Most textbooks and articles written on the principles of ethics in health care discuss autonomy, along with beneficence, justice and non-maleficence. While sometimes considered to be hierarchical and potentially in conflict with each other, these four ethical principles should be more aptly described as inextricably tied together. Many discussions of health care ethics mention that failing to respect the autonomy of a competent patient in the name of justice, beneficence or non-maleficence may violate the very principles the clinician is trying to uphold. For example, if a clinician chooses a well-meaning, but paternalistic approach to care, he or she may actually do harm to patients as justice, beneficence and non-maleficence unmoderated by a respect for personal autonomy are nether beneficial nor harmless.

In the case described above, it appeared to be impossible to simultaneously honor autonomy for the mother (refuse cesarean birth) and non-maleficence for the baby (avoid labor). Apparent conflicts between these principles often are reduced or eliminated if the care of the patient is approached in a thoughtful manner. This may require that the clinician put aside his or her personal beliefs and cultural biases. Understanding the patient’s point of view and improving the patient-provider relationship are important steps in this process.

The CHPSO database is an excellent source of case examples from which valuable lessons may be learned about why patients refuse medical treatment. While there may be little that can be done to change the patient’s mind, particularly in the setting of strongly held cultural or religious beliefs, clinicians’ actions may unwittingly contribute to the patient’s refusal of medical treatment. It is as simple as taking the time to connect with the patient to truly understand his or her perspective.

References and Resources

Alden, D. L., Friend, J., Schapira, M., & Stiggelbout, A. (2014). Cultural targeting and tailoring of shared decision making technology: a theoretical framework for improving the effectiveness of patient decision aids in culturally diverse groups. Social Science & Medicine, 105, 1-8.

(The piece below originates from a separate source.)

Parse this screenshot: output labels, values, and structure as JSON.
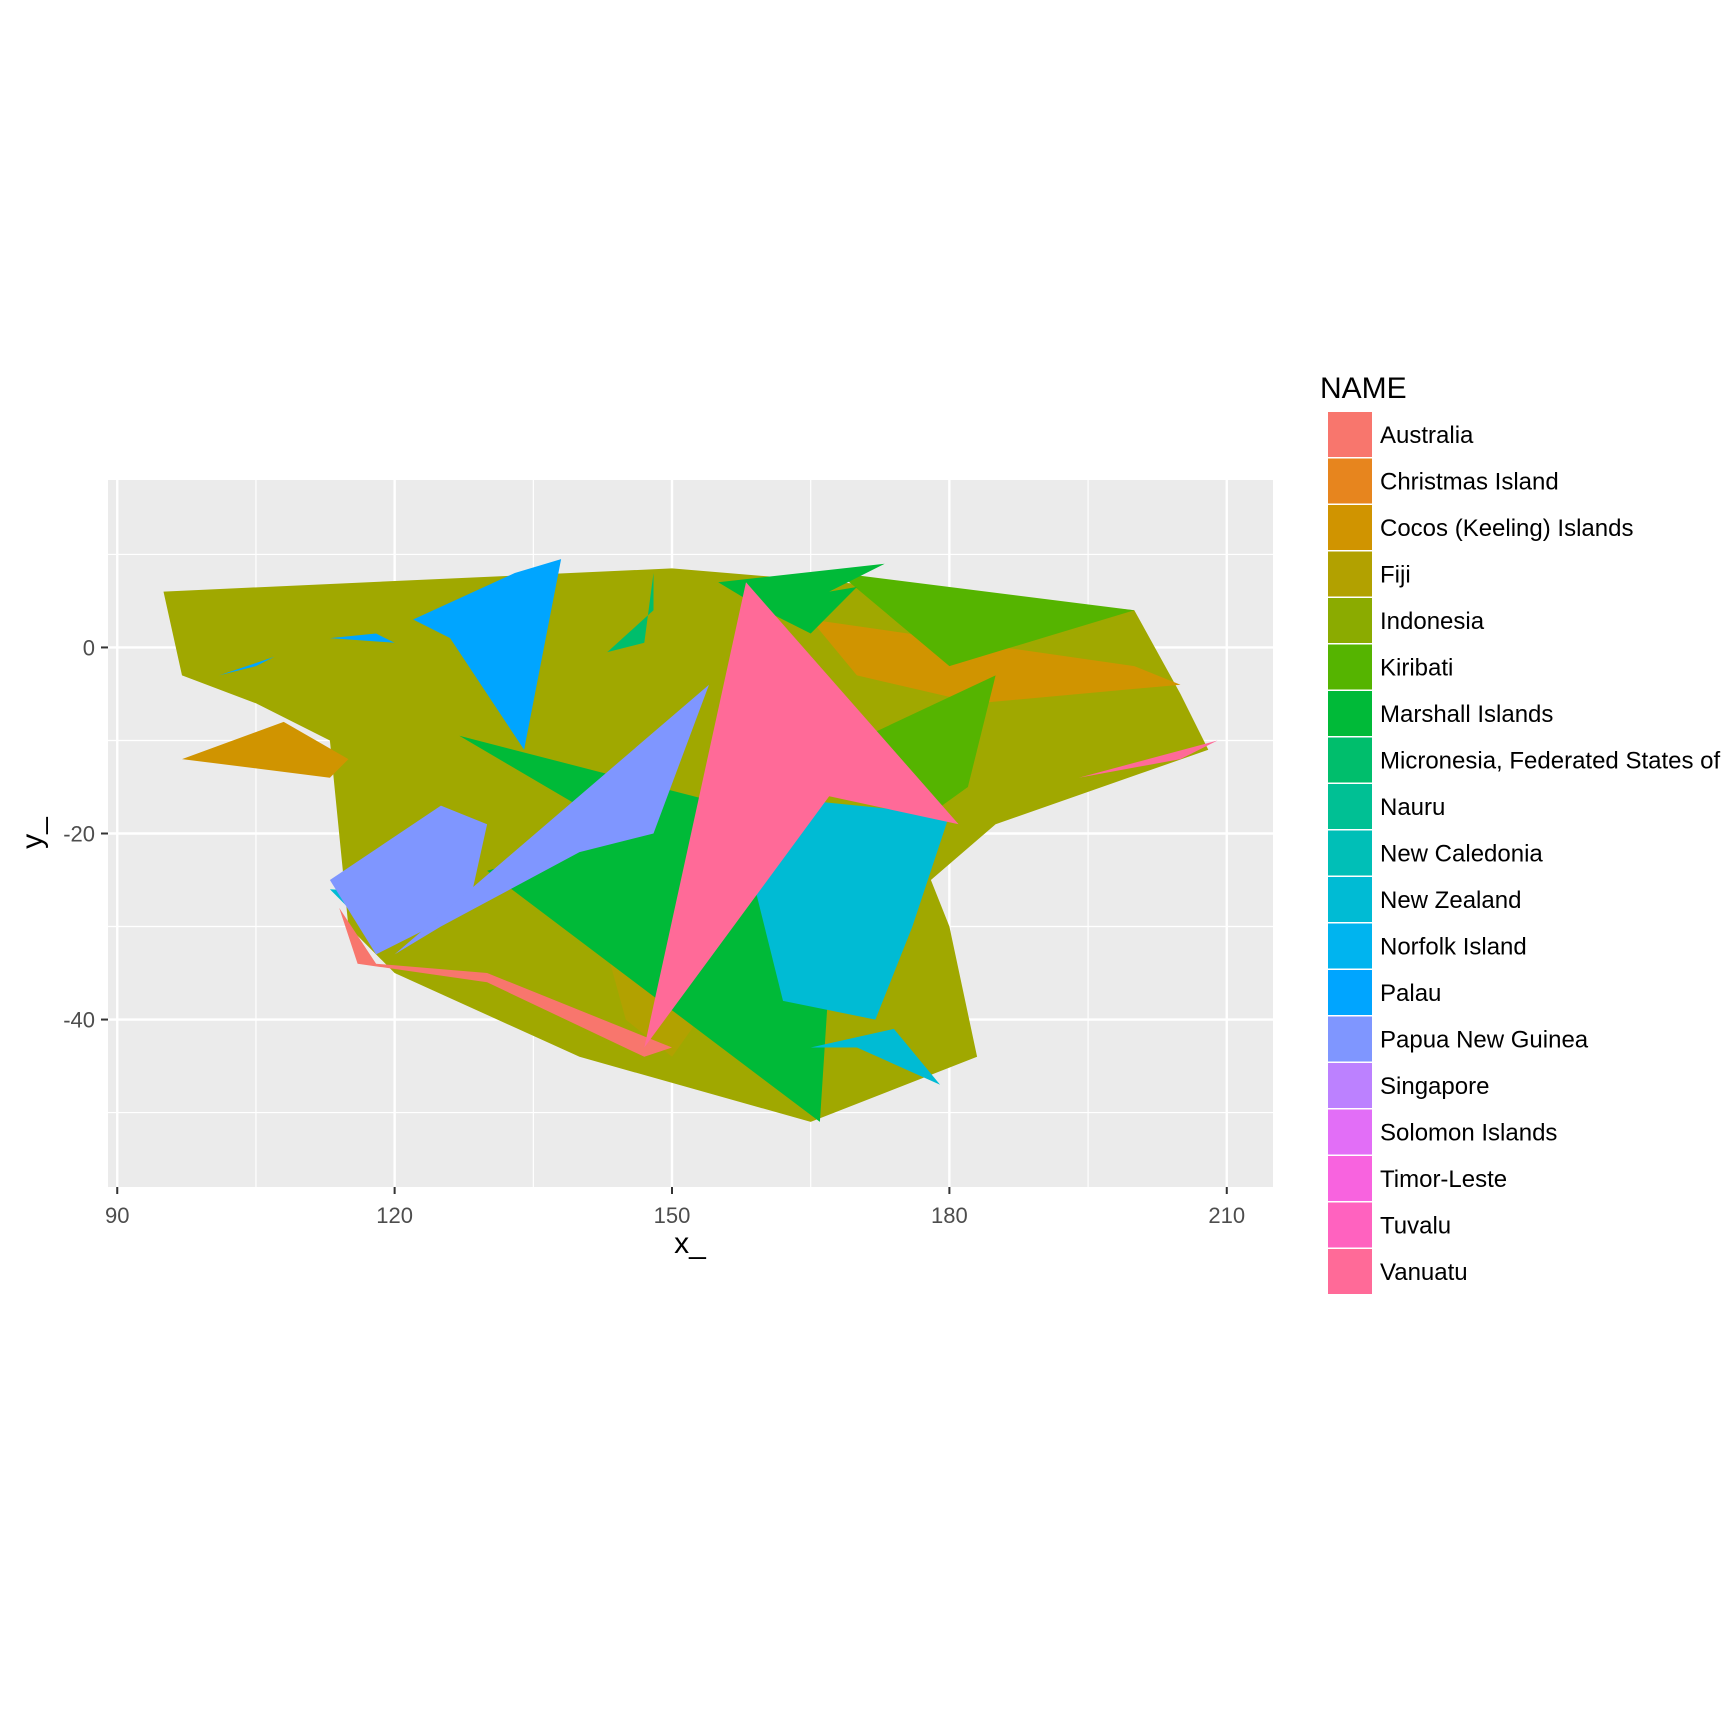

Barry, M. J., & Edgman-Levitan, S. (2012). Shared decision making—the pinnacle of patient-centered care. New England Journal of Medicine, 366(9), 780-781.

D’Arrigo, Terri. “Look for reasons patients refuse advice.” February 2014. ACP Internist. Patient Communication Web. 20 July 2018. https://acpinternist.org/archives/2014/02/informed-refusal.htm

Minkoff, H., & Paltrow, L. M. (2007). Obstetricians and the rights of pregnant women. Women’s Health, 3(3), 315-319.

Shay, L. A., & Lafata, J. E. (2015). Where is the evidence? A systematic review of shared decision making and patient outcomes. Medical Decision Making, 35(1), 114-131.

Summers, J., & Morrison, E. (2009). Principles of health care ethics. Health Care Ethics. 2nd ed. Sudbury: Jones and Bartlett Publishers, 41-58.

Ten Cate, O., Hart, D., Ankel, F., Busari, J., Englander, R., Glasgow, N., … & Touchie, C. (2016). Entrustment decision making in clinical training. Academic Medicine, 91(2), 191-198.